Drawing all reasonable inferences in plaintiffs' favor, this summary of the deposition testimony demonstrates that plaintiffs have failed to come forward with evidence sufficient to establish the "standard operating procedure" requirement of their municipal liability claim. First of all, there are no facts to be found in the deposition testimony or elsewhere in the summary judgment record to support the allegation that the City automatically listed White rookies ahead of African-American rookies, kept retirement-eligible firefighters on active duty, awarded seniority to White provisional employees, or refused outright to promote eligible African-American applicants. Likewise, there is no evidence in the record to support the claim that the City advantaged White firefighters by allowing their test applications to be submitted before the applications of African-Americans. Even assuming that this policy or practice existed, plaintiffs have not identified a single firefighter who was either advantaged or disadvantaged by it.

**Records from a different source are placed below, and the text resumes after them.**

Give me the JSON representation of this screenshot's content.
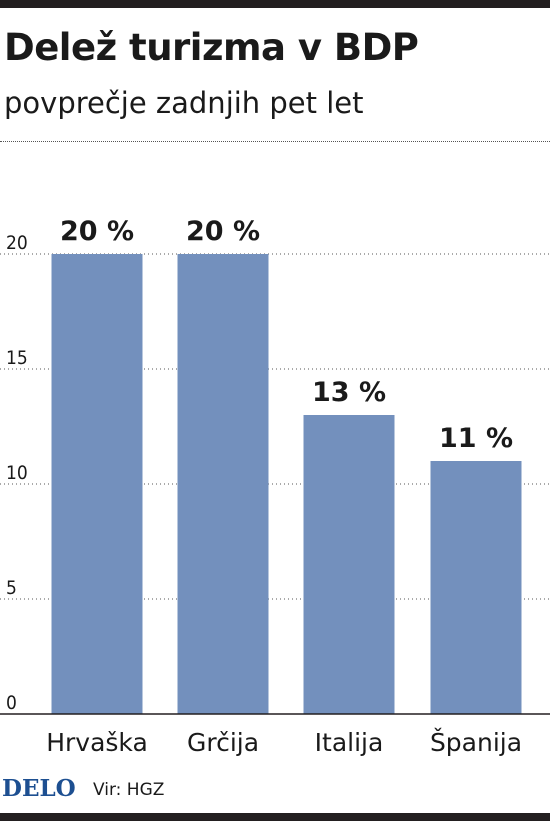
{
  "header": {
    "title": "Delež turizma v BDP",
    "subtitle": "povprečje zadnjih pet let"
  },
  "footer": {
    "logo": "DELO",
    "source": "Vir: HGZ"
  },
  "colors": {
    "bar": "#7390bd",
    "text": "#1a1a1a",
    "logo": "#1d4f91"
  },
  "chart_data": {
    "type": "bar",
    "categories": [
      "Hrvaška",
      "Grčija",
      "Italija",
      "Španija"
    ],
    "values": [
      20,
      20,
      13,
      11
    ],
    "data_labels": [
      "20 %",
      "20 %",
      "13 %",
      "11 %"
    ],
    "y_ticks": [
      0,
      5,
      10,
      15,
      20
    ],
    "ylim": [
      0,
      20
    ],
    "grid": true,
    "legend": "none"
  }
}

With respect to plaintiffs' claim that the City conducted examination training sessions that were restricted to White firefighters, the deposition testimony reveals that any such training sessions were informal, not City-sponsored.
Finally, there is no evidence in the record to support the inference that the single incident witnessed by Mr. Raspberry regarding White firefighters' access to test questions in advance of the examination was in any way sanctioned by the City.
In summary, while the court was not in the position to preclude plaintiffs from relying on the anecdotal deposition testimony as circumstantial support for their municipal policy claim prior to the validation hearing, it finds itself in that position now. Based on the law of the case that the 1998 Lieutenant's Exam has been shown to be job-related and consistent with business necessity notwithstanding its disparate impact, and given the paucity of proof of discrete acts of intentional discrimination attributable to municipal policy, the court finds that plaintiffs have failed to satisfy their prima facie burden "to establish by a preponderance of the evidence that racial discrimination was the [City]'s standard operating procedure-the regular rather than the unusual practice." Teamsters, 431 U.S. at 336. Accordingly, no rational jury could find in favor of plaintiffs on their disparate treatment claim,*fn2 and defendants are entitled to summary judgment as a matter of law.
Based on the foregoing, defendants' motion for summary judgment (Item 418) is granted, and Second Amended Complaint "B" is dismissed in its entirety.